His hair was thick, dark gray hair that was just about black. I felt and jerked my hand away.

“Tormented after. Water and fire. Know it? It’s what they like best. Took us to a pond and built fires all ’round it. Drove us into the water like cattle. Threw brands at us ’til we drowned. All but me. What’s your name, stripling?”

I told him again.

“Able? Able. That was my brother’s name. Years and years ago, that was.”

I knew it was not my real name, but Parka had said to use it. I asked his name.

“Found a water rat’s hole,” he said. “Duck and dig, come up to breathe, and the brands, burnin’ and hissin’. Lost count of the duckin’s and the burns, but didn’t drown. Got my head up into the water rat’s house and breathed in there. Waited ’til the Angrborn thought we was all dead and went away.”

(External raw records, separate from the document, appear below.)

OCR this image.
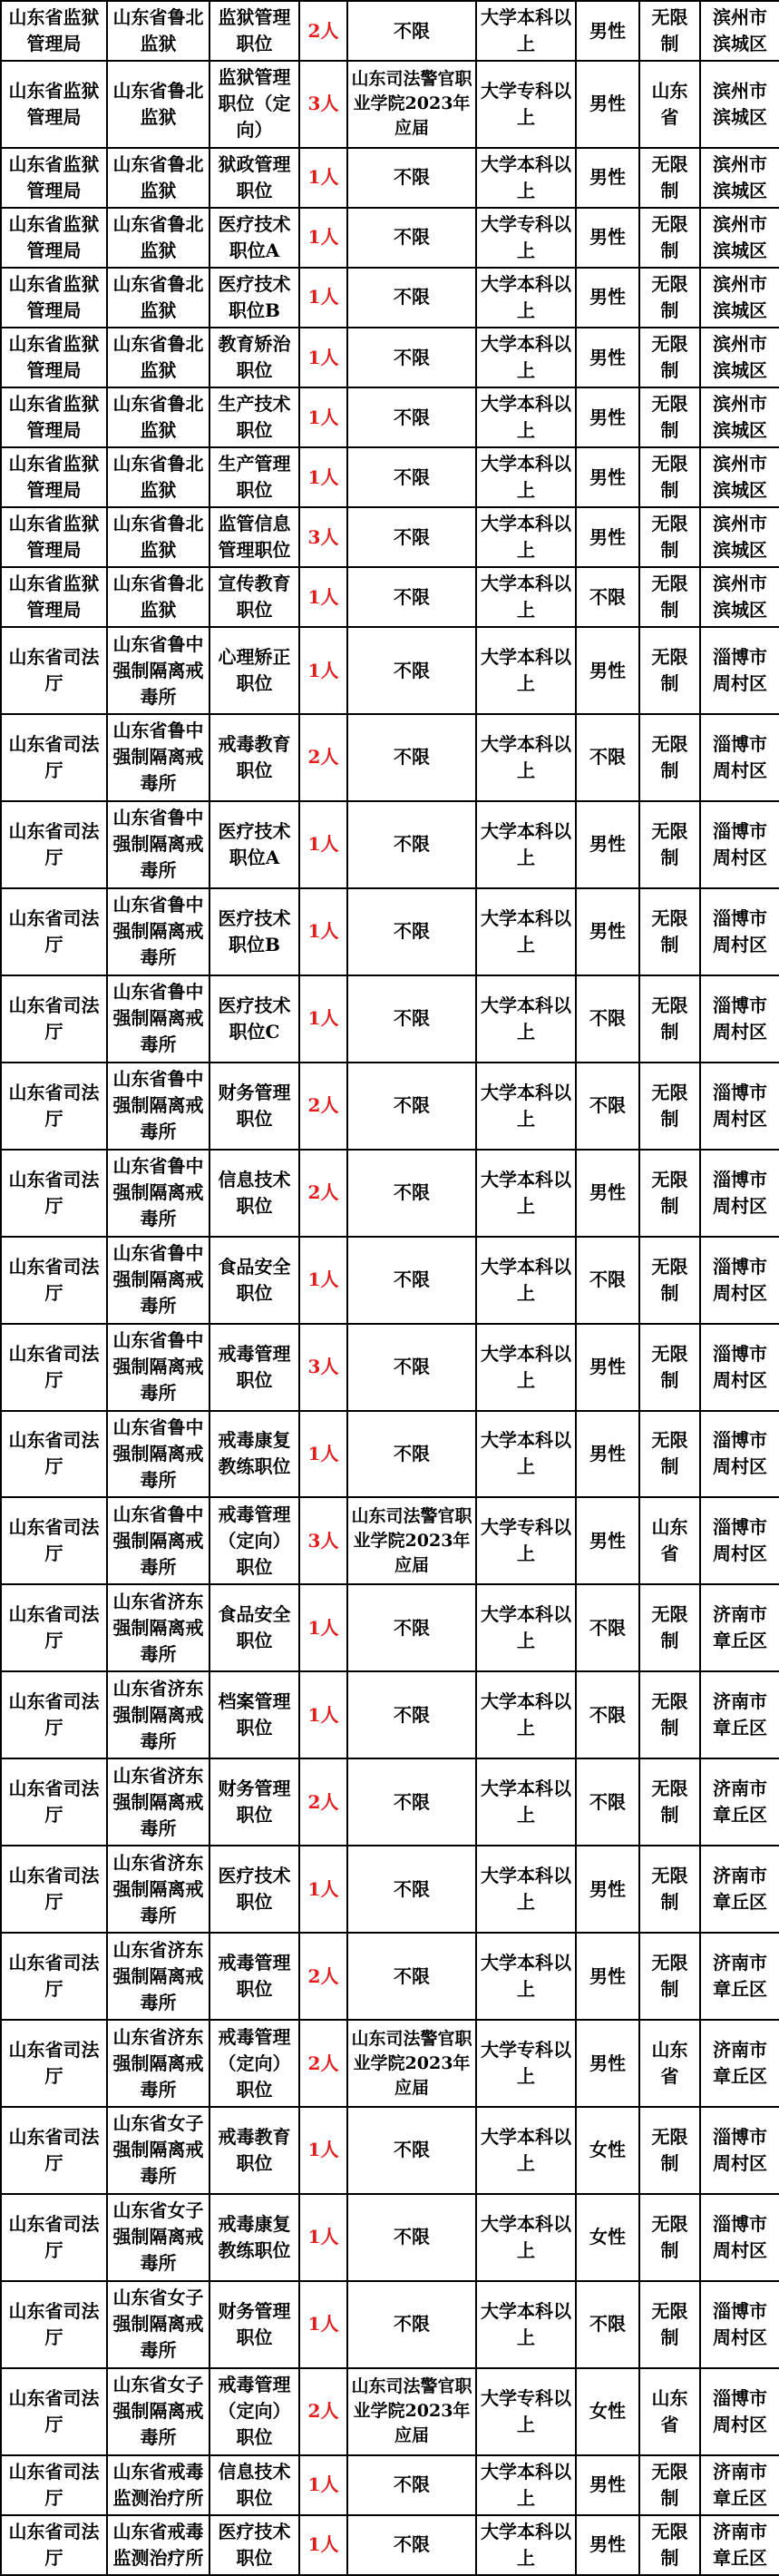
山东省监狱管理局	山东省鲁北监狱	监狱管理职位	2人	不限	大学本科以上	男性	无限制	滨州市滨城区
山东省监狱管理局	山东省鲁北监狱	监狱管理职位（定向）	3人	山东司法警官职业学院2023年应届	大学专科以上	男性	山东省	滨州市滨城区
山东省监狱管理局	山东省鲁北监狱	狱政管理职位	1人	不限	大学本科以上	男性	无限制	滨州市滨城区
山东省监狱管理局	山东省鲁北监狱	医疗技术职位A	1人	不限	大学专科以上	男性	无限制	滨州市滨城区
山东省监狱管理局	山东省鲁北监狱	医疗技术职位B	1人	不限	大学本科以上	男性	无限制	滨州市滨城区
山东省监狱管理局	山东省鲁北监狱	教育矫治职位	1人	不限	大学本科以上	男性	无限制	滨州市滨城区
山东省监狱管理局	山东省鲁北监狱	生产技术职位	1人	不限	大学本科以上	男性	无限制	滨州市滨城区
山东省监狱管理局	山东省鲁北监狱	生产管理职位	1人	不限	大学本科以上	男性	无限制	滨州市滨城区
山东省监狱管理局	山东省鲁北监狱	监管信息管理职位	3人	不限	大学本科以上	男性	无限制	滨州市滨城区
山东省监狱管理局	山东省鲁北监狱	宣传教育职位	1人	不限	大学本科以上	不限	无限制	滨州市滨城区
山东省司法厅	山东省鲁中强制隔离戒毒所	心理矫正职位	1人	不限	大学本科以上	男性	无限制	淄博市周村区
山东省司法厅	山东省鲁中强制隔离戒毒所	戒毒教育职位	2人	不限	大学本科以上	不限	无限制	淄博市周村区
山东省司法厅	山东省鲁中强制隔离戒毒所	医疗技术职位A	1人	不限	大学本科以上	男性	无限制	淄博市周村区
山东省司法厅	山东省鲁中强制隔离戒毒所	医疗技术职位B	1人	不限	大学本科以上	男性	无限制	淄博市周村区
山东省司法厅	山东省鲁中强制隔离戒毒所	医疗技术职位C	1人	不限	大学本科以上	不限	无限制	淄博市周村区
山东省司法厅	山东省鲁中强制隔离戒毒所	财务管理职位	2人	不限	大学本科以上	不限	无限制	淄博市周村区
山东省司法厅	山东省鲁中强制隔离戒毒所	信息技术职位	2人	不限	大学本科以上	男性	无限制	淄博市周村区
山东省司法厅	山东省鲁中强制隔离戒毒所	食品安全职位	1人	不限	大学本科以上	不限	无限制	淄博市周村区
山东省司法厅	山东省鲁中强制隔离戒毒所	戒毒管理职位	3人	不限	大学本科以上	男性	无限制	淄博市周村区
山东省司法厅	山东省鲁中强制隔离戒毒所	戒毒康复教练职位	1人	不限	大学本科以上	男性	无限制	淄博市周村区
山东省司法厅	山东省鲁中强制隔离戒毒所	戒毒管理（定向）职位	3人	山东司法警官职业学院2023年应届	大学专科以上	男性	山东省	淄博市周村区
山东省司法厅	山东省济东强制隔离戒毒所	食品安全职位	1人	不限	大学本科以上	不限	无限制	济南市章丘区
山东省司法厅	山东省济东强制隔离戒毒所	档案管理职位	1人	不限	大学本科以上	不限	无限制	济南市章丘区
山东省司法厅	山东省济东强制隔离戒毒所	财务管理职位	2人	不限	大学本科以上	不限	无限制	济南市章丘区
山东省司法厅	山东省济东强制隔离戒毒所	医疗技术职位	1人	不限	大学本科以上	男性	无限制	济南市章丘区
山东省司法厅	山东省济东强制隔离戒毒所	戒毒管理职位	2人	不限	大学本科以上	男性	无限制	济南市章丘区
山东省司法厅	山东省济东强制隔离戒毒所	戒毒管理（定向）职位	2人	山东司法警官职业学院2023年应届	大学专科以上	男性	山东省	济南市章丘区
山东省司法厅	山东省女子强制隔离戒毒所	戒毒教育职位	1人	不限	大学本科以上	女性	无限制	淄博市周村区
山东省司法厅	山东省女子强制隔离戒毒所	戒毒康复教练职位	1人	不限	大学本科以上	女性	无限制	淄博市周村区
山东省司法厅	山东省女子强制隔离戒毒所	财务管理职位	1人	不限	大学本科以上	不限	无限制	淄博市周村区
山东省司法厅	山东省女子强制隔离戒毒所	戒毒管理（定向）职位	2人	山东司法警官职业学院2023年应届	大学专科以上	女性	山东省	淄博市周村区
山东省司法厅	山东省戒毒监测治疗所	信息技术职位	1人	不限	大学本科以上	男性	无限制	济南市章丘区
山东省司法厅	山东省戒毒监测治疗所	医疗技术职位	1人	不限	大学本科以上	男性	无限制	济南市章丘区
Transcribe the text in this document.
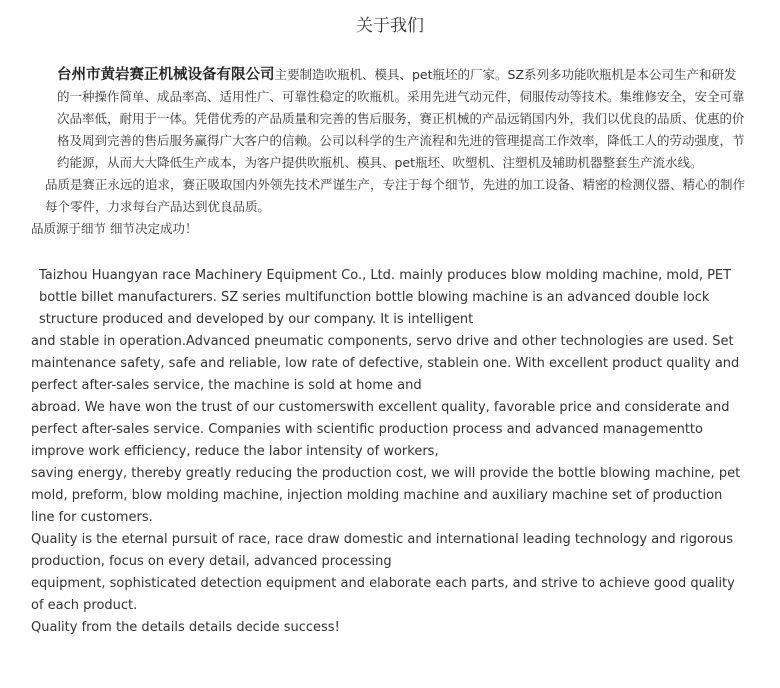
关于我们

台州市黄岩赛正机械设备有限公司主要制造吹瓶机、模具、pet瓶坯的厂家。SZ系列多功能吹瓶机是本公司生产和研发的一种操作简单、成品率高、适用性广、可靠性稳定的吹瓶机。采用先进气动元件，伺服传动等技术。集维修安全，安全可靠次品率低，耐用于一体。凭借优秀的产品质量和完善的售后服务，赛正机械的产品远销国内外，我们以优良的品质、优惠的价格及周到完善的售后服务赢得广大客户的信赖。公司以科学的生产流程和先进的管理提高工作效率，降低工人的劳动强度，节约能源，从而大大降低生产成本，为客户提供吹瓶机、模具、pet瓶坯、吹塑机、注塑机及辅助机器整套生产流水线。

品质是赛正永远的追求，赛正吸取国内外领先技术严谨生产，专注于每个细节，先进的加工设备、精密的检测仪器、精心的制作每个零件，力求每台产品达到优良品质。

品质源于细节 细节决定成功！

Taizhou Huangyan race Machinery Equipment Co., Ltd. mainly produces blow molding machine, mold, PET bottle billet manufacturers. SZ series multifunction bottle blowing machine is an advanced double lock structure produced and developed by our company. It is intelligent

and stable in operation.Advanced pneumatic components, servo drive and other technologies are used. Set maintenance safety, safe and reliable, low rate of defective, stablein one. With excellent product quality and perfect after-sales service, the machine is sold at home and

abroad. We have won the trust of our customerswith excellent quality, favorable price and considerate and perfect after-sales service. Companies with scientific production process and advanced managementto improve work efficiency, reduce the labor intensity of workers,

saving energy, thereby greatly reducing the production cost, we will provide the bottle blowing machine, pet mold, preform, blow molding machine, injection molding machine and auxiliary machine set of production line for customers.

Quality is the eternal pursuit of race, race draw domestic and international leading technology and rigorous production, focus on every detail, advanced processing

equipment, sophisticated detection equipment and elaborate each parts, and strive to achieve good quality of each product.

Quality from the details details decide success!
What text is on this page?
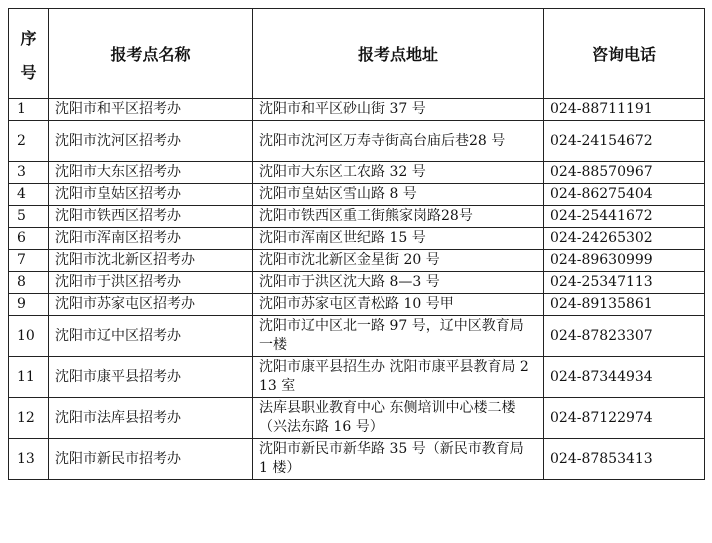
序
号	报考点名称	报考点地址	咨询电话
1	沈阳市和平区招考办	沈阳市和平区砂山街 37 号	024-88711191
2	沈阳市沈河区招考办	沈阳市沈河区万寿寺街高台庙后巷28 号	024-24154672
3	沈阳市大东区招考办	沈阳市大东区工农路 32 号	024-88570967
4	沈阳市皇姑区招考办	沈阳市皇姑区雪山路 8 号	024-86275404
5	沈阳市铁西区招考办	沈阳市铁西区重工街熊家岗路28号	024-25441672
6	沈阳市浑南区招考办	沈阳市浑南区世纪路 15 号	024-24265302
7	沈阳市沈北新区招考办	沈阳市沈北新区金星街 20 号	024-89630999
8	沈阳市于洪区招考办	沈阳市于洪区沈大路 8—3 号	024-25347113
9	沈阳市苏家屯区招考办	沈阳市苏家屯区青松路 10 号甲	024-89135861
10	沈阳市辽中区招考办	沈阳市辽中区北一路 97 号，辽中区教育局一楼	024-87823307
11	沈阳市康平县招考办	沈阳市康平县招生办 沈阳市康平县教育局 213 室	024-87344934
12	沈阳市法库县招考办	法库县职业教育中心 东侧培训中心楼二楼（兴法东路 16 号）	024-87122974
13	沈阳市新民市招考办	沈阳市新民市新华路 35 号（新民市教育局 1 楼）	024-87853413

I nodded, feeling like I had seen it.

“Tried to climb out, but my shadow slipped. Fell back into the pond. Still there.” The bearded man shook his head. “Dreams? Not dreams. In that pond still, and the brands whizzing at me. Tryin’ to climb out. Slippery, and ... And fire in my face.”

“If I slept here tonight,” I suggested, “I could wake you if you had a bad dream.”

“Schildstarr,” the bearded man muttered. “Tall as a tree, Schildstarr is. Skin like snow. Eyes like a owl. Seen him pick up Baldig and rip his arms off. Could show you where. You really going to Griffinsford, Able?”

“Yes,” I said. “I’ll go tomorrow, if you’ll tell me the way.”

“Go too,” the bearded man promised. “Haven’t been this year. Used to go all the time. Used to live there.”

“That’ll be great,” I said. “I’ll have somebody to talk to, somebody who knows the way. My brother will have been mad at me, I’m pretty sure, but he’ll be over that by now.”

“No, no,” the bearded man mumbled. “No, no. Bold Berthold’s never worried about you, Brother. You’re no bandit.”

That was how I started living with Bold Berthold. He was sort of crazy and sometimes he fell down. But he was as brave as any man I have ever known, and there was not one mean bone in his body. I tried to take care of him and help him, and he tried to take care of me and teach me. I owed him a lot for years, Ben, but in the end I was able to pay him back and that might have been the best thing I ever did.

Sometimes I wonder if that was not why Parka told me I was Able. All this was on the northern reaches of Celidon. I ought to say that somewhere.